George Clooney’s recent effort is worth watching for its collection of light moments, but despite the way film carries itself, do not expect anything substantial. “The Monuments Men” read like a war-time edition of the “Ocean’s…” franchise. It was chock-full of witty banter, A-list actors, and other tricks of the Hollywood trade — including the one pivotal scene which moves the entire theatre to the brink of tears — but despite being incredibly well-equipped, it proved itself to be neither a fitting tribute to art nor war history. Even though Clooney may not have intended this, the film may have even inadvertently gone as far as making light of the life-threatening missions taken by the actual MFAA in their collective effort to preserve chunks of history.

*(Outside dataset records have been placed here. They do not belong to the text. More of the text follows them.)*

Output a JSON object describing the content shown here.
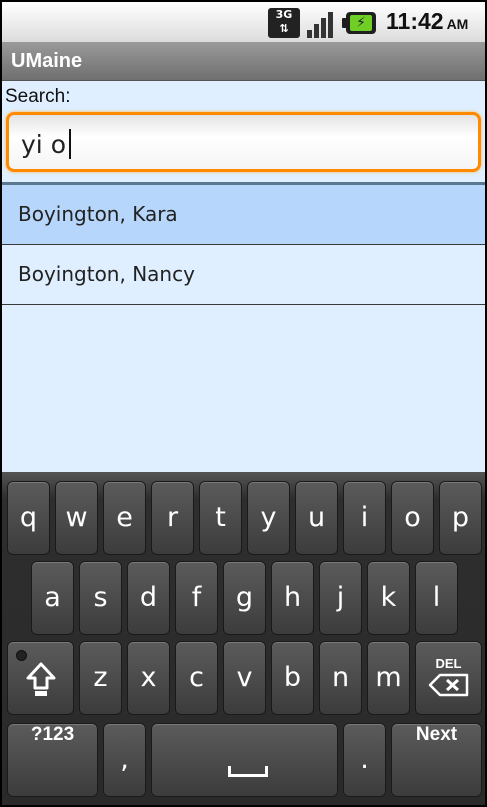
{
  "status_bar": {
    "network": "3G",
    "network_arrows": "⇅",
    "signal_icon": "signal-strength-icon",
    "battery_icon": "battery-charging-icon",
    "battery_symbol": "⚡",
    "time": "11:42",
    "ampm": "AM"
  },
  "app": {
    "title": "UMaine"
  },
  "search": {
    "label": "Search:",
    "value": "yi o"
  },
  "results": [
    {
      "name": "Boyington, Kara",
      "selected": true
    },
    {
      "name": "Boyington, Nancy",
      "selected": false
    }
  ],
  "keyboard": {
    "row1": [
      "q",
      "w",
      "e",
      "r",
      "t",
      "y",
      "u",
      "i",
      "o",
      "p"
    ],
    "row2": [
      "a",
      "s",
      "d",
      "f",
      "g",
      "h",
      "j",
      "k",
      "l"
    ],
    "row3": [
      "z",
      "x",
      "c",
      "v",
      "b",
      "n",
      "m"
    ],
    "shift_icon": "shift-arrow-icon",
    "del_label": "DEL",
    "del_icon": "backspace-icon",
    "symbols_label": "?123",
    "comma_label": ",",
    "space_icon": "space-bar-icon",
    "period_label": ".",
    "next_label": "Next"
  },
  "colors": {
    "focus_border": "#ff8a00",
    "selected_row": "#b6d7fb",
    "list_background": "#dfefff",
    "key_face": "#4a4a4a"
  }
}
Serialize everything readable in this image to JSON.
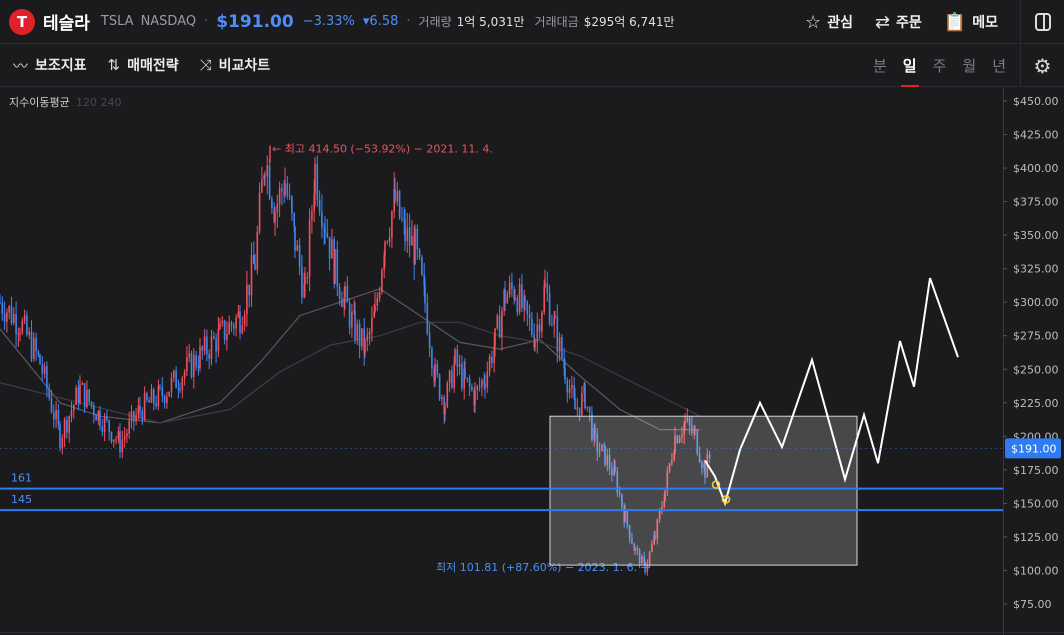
{
  "header": {
    "logo_letter": "T",
    "title": "테슬라",
    "symbol": "TSLA",
    "exchange": "NASDAQ",
    "price": "$191.00",
    "change_pct": "−3.33%",
    "change_abs": "▾6.58",
    "volume_label": "거래량",
    "volume_value": "1억 5,031만",
    "turnover_label": "거래대금",
    "turnover_value": "$295억 6,741만",
    "actions": {
      "watch": "관심",
      "order": "주문",
      "memo": "메모"
    }
  },
  "toolbar": {
    "indicators": "보조지표",
    "strategy": "매매전략",
    "compare": "비교차트",
    "periods": [
      "분",
      "일",
      "주",
      "월",
      "년"
    ],
    "active_period": "일"
  },
  "chart_data": {
    "type": "candlestick",
    "overlay_label": "지수이동평균",
    "overlay_params": "120 240",
    "y_ticks": [
      "$450.00",
      "$425.00",
      "$400.00",
      "$375.00",
      "$350.00",
      "$325.00",
      "$300.00",
      "$275.00",
      "$250.00",
      "$225.00",
      "$200.00",
      "$175.00",
      "$150.00",
      "$125.00",
      "$100.00",
      "$75.00"
    ],
    "ylim": [
      75,
      450
    ],
    "current_price_label": "$191.00",
    "current_price": 191,
    "high_annotation": "← 최고 414.50 (−53.92%) − 2021. 11. 4.",
    "high_value": 414.5,
    "low_annotation": "최저 101.81 (+87.60%) − 2023. 1. 6.  →",
    "low_value": 101.81,
    "horizontal_lines": [
      {
        "label": "161",
        "value": 161
      },
      {
        "label": "145",
        "value": 145
      }
    ],
    "box_range": [
      104,
      215
    ],
    "path_shape": [
      [
        0,
        300
      ],
      [
        20,
        285
      ],
      [
        40,
        255
      ],
      [
        60,
        200
      ],
      [
        80,
        235
      ],
      [
        100,
        215
      ],
      [
        120,
        195
      ],
      [
        140,
        220
      ],
      [
        160,
        230
      ],
      [
        180,
        245
      ],
      [
        200,
        260
      ],
      [
        220,
        275
      ],
      [
        240,
        290
      ],
      [
        255,
        330
      ],
      [
        265,
        410
      ],
      [
        275,
        370
      ],
      [
        285,
        390
      ],
      [
        295,
        345
      ],
      [
        305,
        305
      ],
      [
        315,
        400
      ],
      [
        325,
        360
      ],
      [
        335,
        325
      ],
      [
        345,
        300
      ],
      [
        355,
        280
      ],
      [
        365,
        265
      ],
      [
        375,
        290
      ],
      [
        385,
        350
      ],
      [
        395,
        375
      ],
      [
        405,
        350
      ],
      [
        415,
        340
      ],
      [
        425,
        300
      ],
      [
        435,
        245
      ],
      [
        445,
        225
      ],
      [
        455,
        255
      ],
      [
        465,
        240
      ],
      [
        475,
        230
      ],
      [
        485,
        245
      ],
      [
        495,
        270
      ],
      [
        505,
        305
      ],
      [
        515,
        310
      ],
      [
        525,
        290
      ],
      [
        535,
        275
      ],
      [
        545,
        310
      ],
      [
        555,
        280
      ],
      [
        565,
        250
      ],
      [
        575,
        220
      ],
      [
        585,
        230
      ],
      [
        595,
        195
      ],
      [
        605,
        185
      ],
      [
        615,
        170
      ],
      [
        625,
        140
      ],
      [
        635,
        115
      ],
      [
        645,
        102
      ],
      [
        655,
        125
      ],
      [
        665,
        160
      ],
      [
        675,
        200
      ],
      [
        685,
        210
      ],
      [
        695,
        200
      ],
      [
        705,
        175
      ],
      [
        710,
        185
      ]
    ],
    "ma_short": [
      [
        0,
        280
      ],
      [
        60,
        225
      ],
      [
        100,
        215
      ],
      [
        160,
        210
      ],
      [
        220,
        225
      ],
      [
        260,
        255
      ],
      [
        300,
        290
      ],
      [
        340,
        300
      ],
      [
        380,
        310
      ],
      [
        420,
        290
      ],
      [
        460,
        270
      ],
      [
        500,
        265
      ],
      [
        540,
        272
      ],
      [
        580,
        245
      ],
      [
        620,
        220
      ],
      [
        660,
        205
      ],
      [
        700,
        205
      ]
    ],
    "ma_long": [
      [
        0,
        240
      ],
      [
        80,
        225
      ],
      [
        160,
        210
      ],
      [
        230,
        220
      ],
      [
        280,
        248
      ],
      [
        330,
        268
      ],
      [
        380,
        275
      ],
      [
        420,
        285
      ],
      [
        460,
        285
      ],
      [
        500,
        275
      ],
      [
        540,
        270
      ],
      [
        580,
        260
      ],
      [
        620,
        245
      ],
      [
        660,
        230
      ],
      [
        700,
        215
      ]
    ],
    "projection": [
      [
        705,
        182
      ],
      [
        715,
        170
      ],
      [
        725,
        150
      ],
      [
        740,
        190
      ],
      [
        760,
        225
      ],
      [
        782,
        192
      ],
      [
        812,
        257
      ],
      [
        845,
        168
      ],
      [
        864,
        216
      ],
      [
        878,
        180
      ],
      [
        900,
        271
      ],
      [
        914,
        237
      ],
      [
        930,
        318
      ],
      [
        958,
        259
      ]
    ],
    "markers": [
      [
        716,
        164
      ],
      [
        726,
        153
      ]
    ]
  }
}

Sure, one could argue that cinematically portraying the assault of the world’s culture can only bring down the morale of its viewers, thus, ultimately the sales of the film. To a certain extent, that is true. Laying bare the lives of those who have suffered under the marauding hand of war as well as the many artistic pioneers behind those works, whose existence has mostly known tragedy and lack of appreciation, would not make for an uplifting 118-minute run. Considering how “The Monuments Men” has been generously marketed — aside from its beautifully designed official website, an educational microsite, a support microsite, an official Tumblr, and even an off-shoot virtual journal of curator Claire Simone, to name a few, — it is obvious there is no shortage of backing. Still, in the eyes of those looking to “The Monuments Men” as an examination of the past, it under-promised and — dare I say it — came off, instead, as a brilliant public relations move on the part of the United States. But, if that was the ultimate motive, then, touché.